The Soundtrack of Our Lives, “Behind the Music,” Republic Records. I forget where these guys are from, Sweden or something like that, I think. I definitely know where they’re coming from, which is the classic 60s progressive pop/rock pantheon of late Beatles, Small Faces, Love, etc. Guitar riffs that serve as hooks and musical transitions, swirling keyboards, rhythm sections that glide in the pocket and fill lots of space between vocal lines, and melodies of imagination and vigor. These guys apparently have spent time opening for Oasis, and I can easily imagine the fit, even if the SoOL are so much more creative.

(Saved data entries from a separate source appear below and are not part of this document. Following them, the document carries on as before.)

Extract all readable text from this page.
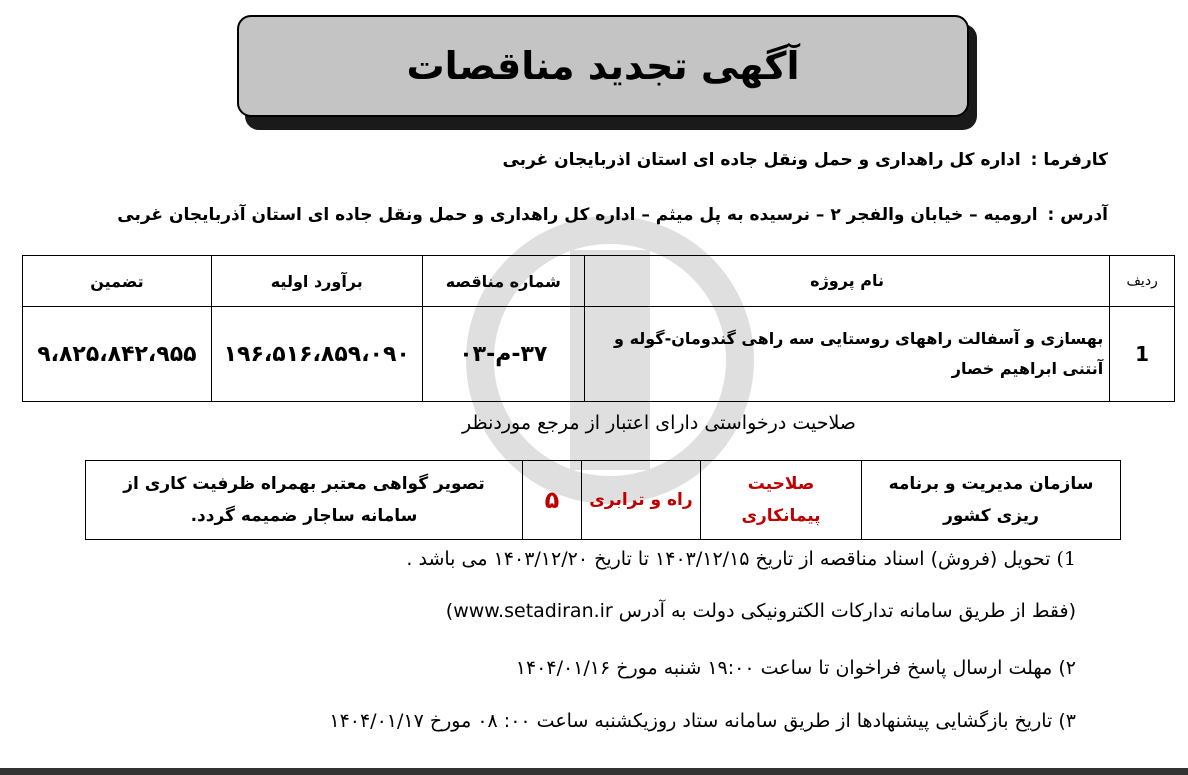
آگهی تجدید مناقصات
کارفرما : اداره کل راهداری و حمل ونقل جاده ای استان اذربایجان غربی
آدرس : ارومیه – خیابان والفجر ۲ – نرسیده به پل میثم – اداره کل راهداری و حمل ونقل جاده ای استان آذربایجان غربی
ردیف	نام پروژه	شماره مناقصه	برآورد اولیه	تضمین
1	بهسازی و آسفالت راههای روستایی سه راهی گندومان-گوله و آنتنی ابراهیم خصار	۳۷-م-۰۳	۱۹۶،۵۱۶،۸۵۹،۰۹۰	۹،۸۲۵،۸۴۲،۹۵۵
صلاحیت درخواستی دارای اعتبار از مرجع موردنظر
سازمان مدیریت و برنامه ریزی کشور	صلاحیت پیمانکاری	راه و ترابری	۵	تصویر گواهی معتبر بهمراه ظرفیت کاری از سامانه ساجار ضمیمه گردد.
1) تحویل (فروش) اسناد مناقصه از تاریخ ۱۴۰۳/۱۲/۱۵ تا تاریخ ۱۴۰۳/۱۲/۲۰ می باشد .
(فقط از طریق سامانه تدارکات الکترونیکی دولت به آدرس www.setadiran.ir)
۲) مهلت ارسال پاسخ فراخوان تا ساعت ۱۹:۰۰ شنبه مورخ ۱۴۰۴/۰۱/۱۶
۳) تاریخ بازگشایی پیشنهادها از طریق سامانه ستاد روزیکشنبه ساعت ۰۰: ۰۸ مورخ ۱۴۰۴/۰۱/۱۷
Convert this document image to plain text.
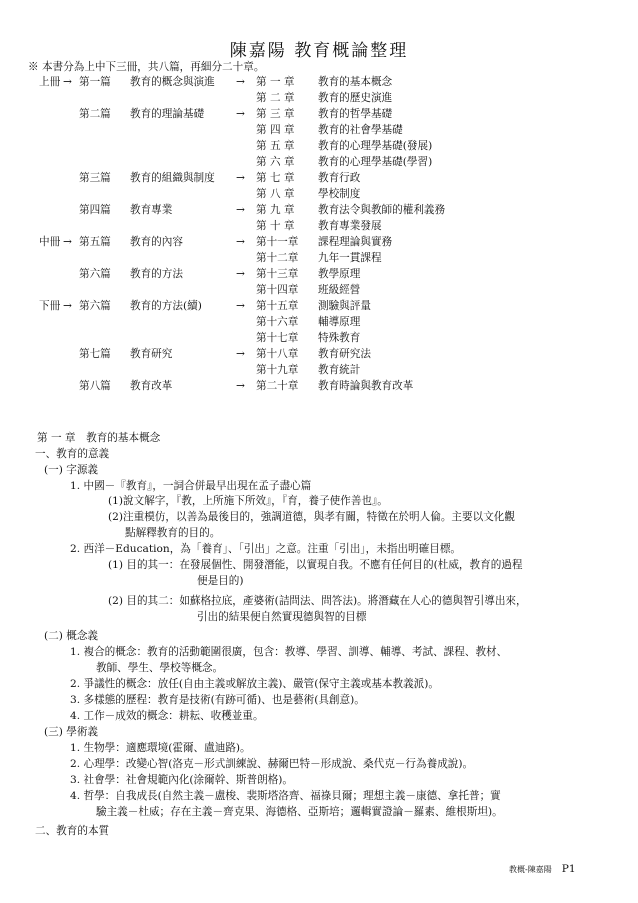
陳嘉陽 教育概論整理
※ 本書分為上中下三冊，共八篇，再細分二十章。
上冊 → 第一篇 教育的概念與演進 → 第 一 章 教育的基本概念
第 二 章 教育的歷史演進
第二篇 教育的理論基礎	→ 第 三 章 教育的哲學基礎
第 四 章 教育的社會學基礎
第 五 章 教育的心理學基礎(發展)
第 六 章 教育的心理學基礎(學習)
第三篇 教育的組織與制度 → 第 七 章 教育行政
第 八 章 學校制度
第四篇 教育專業	→ 第 九 章 教育法令與教師的權利義務
第 十 章 教育專業發展
中冊 → 第五篇 教育的內容	→ 第十一章 課程理論與實務
第十二章 九年一貫課程
第六篇 教育的方法	→ 第十三章 教學原理
第十四章 班級經營
下冊 → 第六篇 教育的方法(續)	→ 第十五章 測驗與評量
第十六章 輔導原理
第十七章 特殊教育
第七篇 教育研究	→ 第十八章 教育研究法
第十九章 教育統計
第八篇 教育改革	→ 第二十章 教育時論與教育改革
第 一 章　教育的基本概念
一、教育的意義
(一) 字源義
1. 中國－『教育』，一詞合併最早出現在孟子盡心篇
(1)說文解字，『教，上所施下所效』，『育，養子使作善也』。
(2)注重模仿，以善為最後目的，強調道德，與孝有關，特徵在於明人倫。主要以文化觀
點解釋教育的目的。
2. 西洋－Education，為「養育」、「引出」之意。注重「引出」，未指出明確目標。
(1) 目的其一：在發展個性、開發潛能，以實現自我。不應有任何目的(杜威，教育的過程
便是目的)
(2) 目的其二：如蘇格拉底，產婆術(詰問法、問答法)。將潛藏在人心的德與智引導出來，
引出的結果便自然實現德與智的目標
(二) 概念義
1. 複合的概念：教育的活動範圍很廣，包含：教導、學習、訓導、輔導、考試、課程、教材、
教師、學生、學校等概念。
2. 爭議性的概念：放任(自由主義或解放主義)、嚴管(保守主義或基本教義派)。
3. 多樣態的歷程：教育是技術(有跡可循)、也是藝術(具創意)。
4. 工作－成效的概念：耕耘、收穫並重。
(三) 學術義
1. 生物學：適應環境(霍爾、盧迪路)。
2. 心理學：改變心智(洛克－形式訓練說、赫爾巴特－形成說、桑代克－行為養成說)。
3. 社會學：社會規範內化(涂爾幹、斯普朗格)。
4. 哲學：自我成長(自然主義－盧梭、裴斯塔洛齊、福祿貝爾；理想主義－康德、拿托普；實
驗主義－杜威；存在主義－齊克果、海德格、亞斯培；邏輯實證論－羅素、維根斯坦)。
二、教育的本質
教概-陳嘉陽 P1
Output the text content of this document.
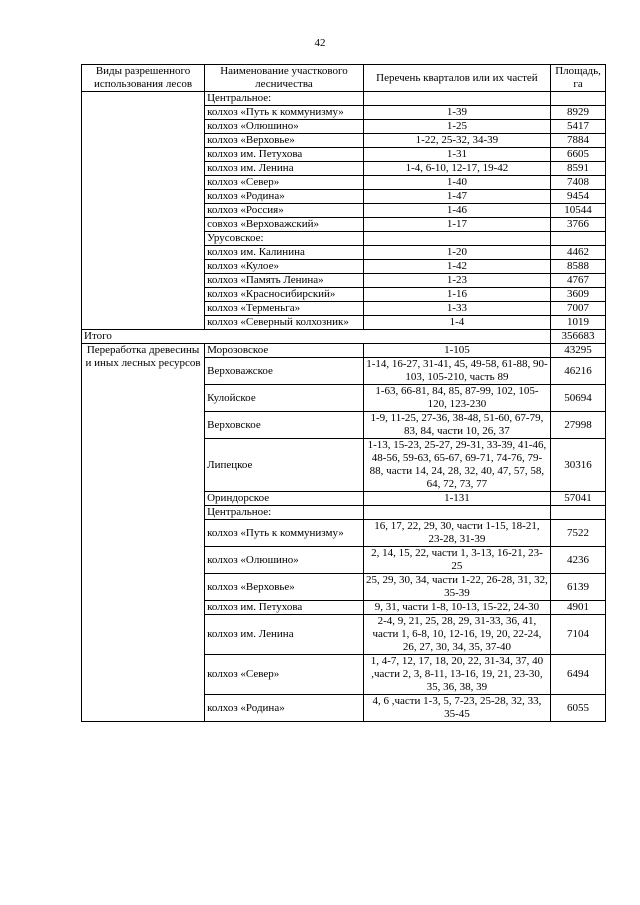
42
Виды разрешенного использования лесов	Наименование участкового лесничества	Перечень кварталов или их частей	Площадь, га
	Центральное:		
	колхоз «Путь к коммунизму»	1-39	8929
	колхоз «Олюшино»	1-25	5417
	колхоз «Верховье»	1-22, 25-32, 34-39	7884
	колхоз им. Петухова	1-31	6605
	колхоз им. Ленина	1-4, 6-10, 12-17, 19-42	8591
	колхоз «Север»	1-40	7408
	колхоз «Родина»	1-47	9454
	колхоз «Россия»	1-46	10544
	совхоз «Верховажский»	1-17	3766
	Урусовское:		
	колхоз им. Калинина	1-20	4462
	колхоз «Кулое»	1-42	8588
	колхоз «Память Ленина»	1-23	4767
	колхоз «Красносибирский»	1-16	3609
	колхоз «Терменьга»	1-33	7007
	колхоз «Северный колхозник»	1-4	1019
Итого			356683
Переработка древесины и иных лесных ресурсов	Морозовское	1-105	43295
	Верховажское	1-14, 16-27, 31-41, 45, 49-58, 61-88, 90-103, 105-210, часть 89	46216
	Кулойское	1-63, 66-81, 84, 85, 87-99, 102, 105-120, 123-230	50694
	Верховское	1-9, 11-25, 27-36, 38-48, 51-60, 67-79, 83, 84, части 10, 26, 37	27998
	Липецкое	1-13, 15-23, 25-27, 29-31, 33-39, 41-46, 48-56, 59-63, 65-67, 69-71, 74-76, 79-88, части 14, 24, 28, 32, 40, 47, 57, 58, 64, 72, 73, 77	30316
	Ориндорское	1-131	57041
	Центральное:		
	колхоз «Путь к коммунизму»	16, 17, 22, 29, 30, части 1-15, 18-21, 23-28, 31-39	7522
	колхоз «Олюшино»	2, 14, 15, 22, части 1, 3-13, 16-21, 23-25	4236
	колхоз «Верховье»	25, 29, 30, 34, части 1-22, 26-28, 31, 32, 35-39	6139
	колхоз им. Петухова	9, 31, части 1-8, 10-13, 15-22, 24-30	4901
	колхоз им. Ленина	2-4, 9, 21, 25, 28, 29, 31-33, 36, 41, части 1, 6-8, 10, 12-16, 19, 20, 22-24, 26, 27, 30, 34, 35, 37-40	7104
	колхоз «Север»	1, 4-7, 12, 17, 18, 20, 22, 31-34, 37, 40 ,части 2, 3, 8-11, 13-16, 19, 21, 23-30, 35, 36, 38, 39	6494
	колхоз «Родина»	4, 6 ,части 1-3, 5, 7-23, 25-28, 32, 33, 35-45	6055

Horace Silver, “The Stylings of Silver,” Blue Note Records. I’ve never heard or even seen this particular album, recorded just a few months more than 45 years ago. Silver was fresh out of the Jazz Mesengers, and he had Hank Mobley and Art Farmer on board from that unit, playing tenor sax and trumpet respectively. The rhythm section was very different from the Art Blakey-led Jazz Messengers. Teddy Kotick plays bass, and I know nothing about him except he’s got a nice driving ability at the bottom end. The drummer here is Louis Hayes, far lighter and more willing to stay behind the scenes than Blakey. This is some terrific stuff, though, killer hard bop from the era when hard bop was being born.

Eliza Carthy and Nancy Kerr, “On Reflection,” Gadfly Records. I try to tell myself Eliza was a teenager when some of these recordings were made, and I try to tell myself she couldn’t possibly have been more than a talented novice full of enthusiasm, and I try to tell myself that there are probably better fiddlers in the world anyway. But, never mind! These tunes are so lively, so full of passion and wonder and longing and hope and joy and sadness and love! You just can’t help but be brought under their spell. I’ve seen Eliza play at least a dozen times with her family, and I’ve enjoyed her steps outside the straight-ahead trad folk world, but this stuff, with her young ally Nancy Kerr, may document her truest heart, a woman in love with the experience of music qua music. At any rate, I’m trained to work and concentrate through lots and lots of great records; that’s what I’ve done all my adult life. But this one is hard to ignore. I’m just hornpiping and reeling all over the office, in my mind.

Ikara Colt, “Chat and Business,” Fantastic Plastic. I know nothing about these guys, but they rock pretty well, kind of like an amiable Stooges. They’ve got that old-fashioned straight-ahead driving guitar/bass/drums thing going, and the vocalist is very much in the Iggy mold. The refreshing thing is the amiability of it all. They don’t sound mad, or drugged-out, or sexually intense, just like a bunch of guys having a lark playing this old-fashioned music. Yeah, you could say it’s like Dixieland, but they bring an oddball innocence to the table that makes this particular recreation sound new.